В идейном и в художественном отношении повесть «Муму» тесно связана с «Записками охотника». Но в известной степени это произведение является уже переходным, так как написано в тот период, когда Тургенев стремился отойти от «старой манеры», которая и им самим и друзьями связывалась с его знаменитой книгой. Подобного рода отзывы о «Муму» сохранились в письмах современников Тургенева. Так, например, К. С. Аксаков, прочитав эту повесть в рукописи, писал Тургеневу в октябре 1852 г.: «…ваше произведение < …> решительно есть, как говорят, шаг вперед.

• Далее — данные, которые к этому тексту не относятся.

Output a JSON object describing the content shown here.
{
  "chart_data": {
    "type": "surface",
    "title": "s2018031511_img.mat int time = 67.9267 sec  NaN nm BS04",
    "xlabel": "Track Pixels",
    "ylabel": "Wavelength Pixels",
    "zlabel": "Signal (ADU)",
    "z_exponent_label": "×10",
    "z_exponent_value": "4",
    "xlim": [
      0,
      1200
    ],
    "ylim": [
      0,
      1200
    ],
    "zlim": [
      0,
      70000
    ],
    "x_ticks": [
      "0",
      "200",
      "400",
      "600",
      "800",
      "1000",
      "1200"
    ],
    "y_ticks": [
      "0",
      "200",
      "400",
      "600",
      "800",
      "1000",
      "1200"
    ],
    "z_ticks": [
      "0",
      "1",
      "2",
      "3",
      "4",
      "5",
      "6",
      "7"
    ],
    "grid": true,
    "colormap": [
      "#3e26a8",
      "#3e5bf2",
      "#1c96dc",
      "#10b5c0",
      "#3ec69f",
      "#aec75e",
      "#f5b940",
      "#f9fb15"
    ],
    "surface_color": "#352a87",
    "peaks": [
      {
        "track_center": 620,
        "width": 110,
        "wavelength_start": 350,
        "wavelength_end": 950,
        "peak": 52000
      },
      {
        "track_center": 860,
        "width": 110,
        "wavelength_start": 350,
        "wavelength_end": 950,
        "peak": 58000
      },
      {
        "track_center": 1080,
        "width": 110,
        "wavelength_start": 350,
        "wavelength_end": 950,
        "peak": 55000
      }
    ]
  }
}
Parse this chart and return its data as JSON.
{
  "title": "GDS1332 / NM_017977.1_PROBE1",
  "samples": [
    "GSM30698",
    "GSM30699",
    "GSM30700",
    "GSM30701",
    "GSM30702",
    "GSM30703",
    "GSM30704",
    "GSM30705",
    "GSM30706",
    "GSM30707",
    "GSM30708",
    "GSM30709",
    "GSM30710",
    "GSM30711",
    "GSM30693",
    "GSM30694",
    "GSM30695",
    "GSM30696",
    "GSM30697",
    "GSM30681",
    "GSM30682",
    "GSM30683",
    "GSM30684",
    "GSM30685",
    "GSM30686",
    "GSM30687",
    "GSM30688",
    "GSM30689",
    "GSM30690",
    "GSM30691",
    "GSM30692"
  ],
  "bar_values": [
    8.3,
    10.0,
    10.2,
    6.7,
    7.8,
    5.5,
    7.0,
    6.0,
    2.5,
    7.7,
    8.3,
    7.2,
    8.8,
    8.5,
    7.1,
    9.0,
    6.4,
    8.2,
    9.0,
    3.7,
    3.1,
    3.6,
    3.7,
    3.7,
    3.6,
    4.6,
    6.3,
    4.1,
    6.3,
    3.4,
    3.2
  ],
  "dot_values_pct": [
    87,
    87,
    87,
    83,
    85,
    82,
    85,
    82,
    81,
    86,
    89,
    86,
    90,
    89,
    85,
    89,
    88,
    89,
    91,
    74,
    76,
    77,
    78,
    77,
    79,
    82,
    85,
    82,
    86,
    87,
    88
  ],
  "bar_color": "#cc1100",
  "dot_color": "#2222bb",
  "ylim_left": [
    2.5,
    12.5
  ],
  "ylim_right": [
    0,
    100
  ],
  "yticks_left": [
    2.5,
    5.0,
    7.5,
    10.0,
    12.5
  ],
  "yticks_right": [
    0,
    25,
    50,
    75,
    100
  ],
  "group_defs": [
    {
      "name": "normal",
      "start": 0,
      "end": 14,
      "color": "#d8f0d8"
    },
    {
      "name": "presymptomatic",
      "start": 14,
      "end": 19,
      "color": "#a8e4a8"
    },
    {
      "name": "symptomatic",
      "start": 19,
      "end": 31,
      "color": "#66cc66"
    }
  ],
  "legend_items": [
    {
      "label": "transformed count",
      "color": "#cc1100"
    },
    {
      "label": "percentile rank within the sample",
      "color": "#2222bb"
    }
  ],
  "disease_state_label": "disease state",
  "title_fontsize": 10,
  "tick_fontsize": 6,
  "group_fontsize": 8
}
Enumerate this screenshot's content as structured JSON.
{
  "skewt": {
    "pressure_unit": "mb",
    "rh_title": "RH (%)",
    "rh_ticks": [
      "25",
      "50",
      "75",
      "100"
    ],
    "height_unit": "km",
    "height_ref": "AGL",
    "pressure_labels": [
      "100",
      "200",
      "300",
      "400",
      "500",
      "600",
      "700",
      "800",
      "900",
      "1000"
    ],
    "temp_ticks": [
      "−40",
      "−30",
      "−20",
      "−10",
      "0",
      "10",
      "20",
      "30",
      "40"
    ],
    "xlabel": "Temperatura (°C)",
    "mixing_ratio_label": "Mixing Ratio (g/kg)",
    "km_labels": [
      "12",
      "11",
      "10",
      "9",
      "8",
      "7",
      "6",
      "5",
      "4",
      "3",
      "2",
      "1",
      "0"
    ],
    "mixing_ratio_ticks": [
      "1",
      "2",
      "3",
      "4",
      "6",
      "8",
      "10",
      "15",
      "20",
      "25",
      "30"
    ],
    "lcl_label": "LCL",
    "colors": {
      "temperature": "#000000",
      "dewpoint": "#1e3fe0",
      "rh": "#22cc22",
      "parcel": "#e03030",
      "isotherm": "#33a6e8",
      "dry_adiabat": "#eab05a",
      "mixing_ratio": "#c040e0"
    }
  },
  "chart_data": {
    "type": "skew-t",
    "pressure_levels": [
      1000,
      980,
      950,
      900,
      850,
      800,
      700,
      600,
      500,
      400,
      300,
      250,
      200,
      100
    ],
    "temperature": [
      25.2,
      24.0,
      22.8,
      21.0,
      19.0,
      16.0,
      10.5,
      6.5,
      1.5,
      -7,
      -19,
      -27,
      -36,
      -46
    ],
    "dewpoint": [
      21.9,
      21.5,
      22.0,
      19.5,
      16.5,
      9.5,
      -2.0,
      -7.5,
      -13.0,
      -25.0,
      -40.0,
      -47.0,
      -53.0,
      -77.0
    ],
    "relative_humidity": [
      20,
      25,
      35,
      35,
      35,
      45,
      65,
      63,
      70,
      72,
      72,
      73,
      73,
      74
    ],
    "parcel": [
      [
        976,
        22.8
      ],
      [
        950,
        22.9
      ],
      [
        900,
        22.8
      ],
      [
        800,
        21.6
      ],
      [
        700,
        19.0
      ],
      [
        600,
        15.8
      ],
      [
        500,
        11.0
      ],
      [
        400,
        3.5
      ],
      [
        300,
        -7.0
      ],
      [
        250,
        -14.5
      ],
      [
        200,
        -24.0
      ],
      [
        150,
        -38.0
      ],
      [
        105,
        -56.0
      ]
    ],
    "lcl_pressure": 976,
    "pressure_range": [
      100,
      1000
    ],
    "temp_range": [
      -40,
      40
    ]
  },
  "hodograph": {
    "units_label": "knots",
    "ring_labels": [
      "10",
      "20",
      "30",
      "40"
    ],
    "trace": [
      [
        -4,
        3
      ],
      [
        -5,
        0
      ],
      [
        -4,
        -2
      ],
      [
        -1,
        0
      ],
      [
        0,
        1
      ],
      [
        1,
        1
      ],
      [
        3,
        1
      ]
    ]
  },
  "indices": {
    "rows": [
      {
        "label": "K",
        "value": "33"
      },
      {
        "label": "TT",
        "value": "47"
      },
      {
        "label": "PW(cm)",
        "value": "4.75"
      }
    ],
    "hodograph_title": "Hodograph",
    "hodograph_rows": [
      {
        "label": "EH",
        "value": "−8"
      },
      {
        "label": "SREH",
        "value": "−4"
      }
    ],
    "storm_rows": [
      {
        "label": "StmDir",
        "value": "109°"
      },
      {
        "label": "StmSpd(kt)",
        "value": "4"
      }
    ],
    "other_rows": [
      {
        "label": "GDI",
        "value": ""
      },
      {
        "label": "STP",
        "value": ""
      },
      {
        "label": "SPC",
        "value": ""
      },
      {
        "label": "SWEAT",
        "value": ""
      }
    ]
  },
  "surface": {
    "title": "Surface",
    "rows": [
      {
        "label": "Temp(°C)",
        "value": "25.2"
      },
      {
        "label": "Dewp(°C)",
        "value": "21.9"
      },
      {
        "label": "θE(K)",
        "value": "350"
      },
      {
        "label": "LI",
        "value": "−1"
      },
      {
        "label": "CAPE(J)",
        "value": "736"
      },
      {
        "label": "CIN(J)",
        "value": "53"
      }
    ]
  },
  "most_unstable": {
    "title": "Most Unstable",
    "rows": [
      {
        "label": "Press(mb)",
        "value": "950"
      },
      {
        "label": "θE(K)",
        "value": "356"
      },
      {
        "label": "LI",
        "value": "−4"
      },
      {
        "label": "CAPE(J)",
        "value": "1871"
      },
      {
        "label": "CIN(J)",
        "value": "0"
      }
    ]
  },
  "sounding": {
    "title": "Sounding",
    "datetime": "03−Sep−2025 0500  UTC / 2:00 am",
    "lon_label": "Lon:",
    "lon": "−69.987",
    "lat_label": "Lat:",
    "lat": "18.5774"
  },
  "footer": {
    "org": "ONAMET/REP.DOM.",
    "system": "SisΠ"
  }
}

Вы здесь гораздо более серьезны; мелочные эффекты слов и изображений оставили Вас почти вовсе, и на первом плане — ясный и вместе многозначительный образ Герасима» (Рус Обозр, 1894, № 8, с. 482).
«Многозначительность» образа Герасима отмечал и И. С. Аксаков в письме от 4(16) октября 1852 г.: «Мне нет нужды знать: вымысел ли это, или факт, действительно ли существовал дрорник Герасим, или нет. Под дворником Герасимом разумеется иное. Это олицетворение русского народа, его страшной силы и непостижимой кротости, его удаления к себе и в себя, его молчания на все запросы, его нравственных, честных побуждений… Он, разумеется, со временем заговорит, но теперь, конечно, может казаться и немым, и глухим…» (Рус Обозр, 1894, № 8. с. 475–476). В ответном письме к И. С. Аксакову от 28 декабря 1852 г. (9 января 1853 г.) Тургенев заметил: «Мысль „Муму“ Вами < …> верно схвачена». Как отмечает П. Е. Липатов, хотя Аксаковы в основном правильно оценили повесть Тургенева, тем не менее их суждения были все-таки односторонними и тенденциозными. Увидев в «Муму» поэтизацию русского народа, что им импонировало как славянофилам, И. С. и К. С. Аксаковы не захотели заметить в этом произведении критики крепостнического строя (см.: Липатов П. Е. «Муму» И. С. Тургенева. — Творчество И. С. Тургенева. Сборник статей. М., 1959, с. 146).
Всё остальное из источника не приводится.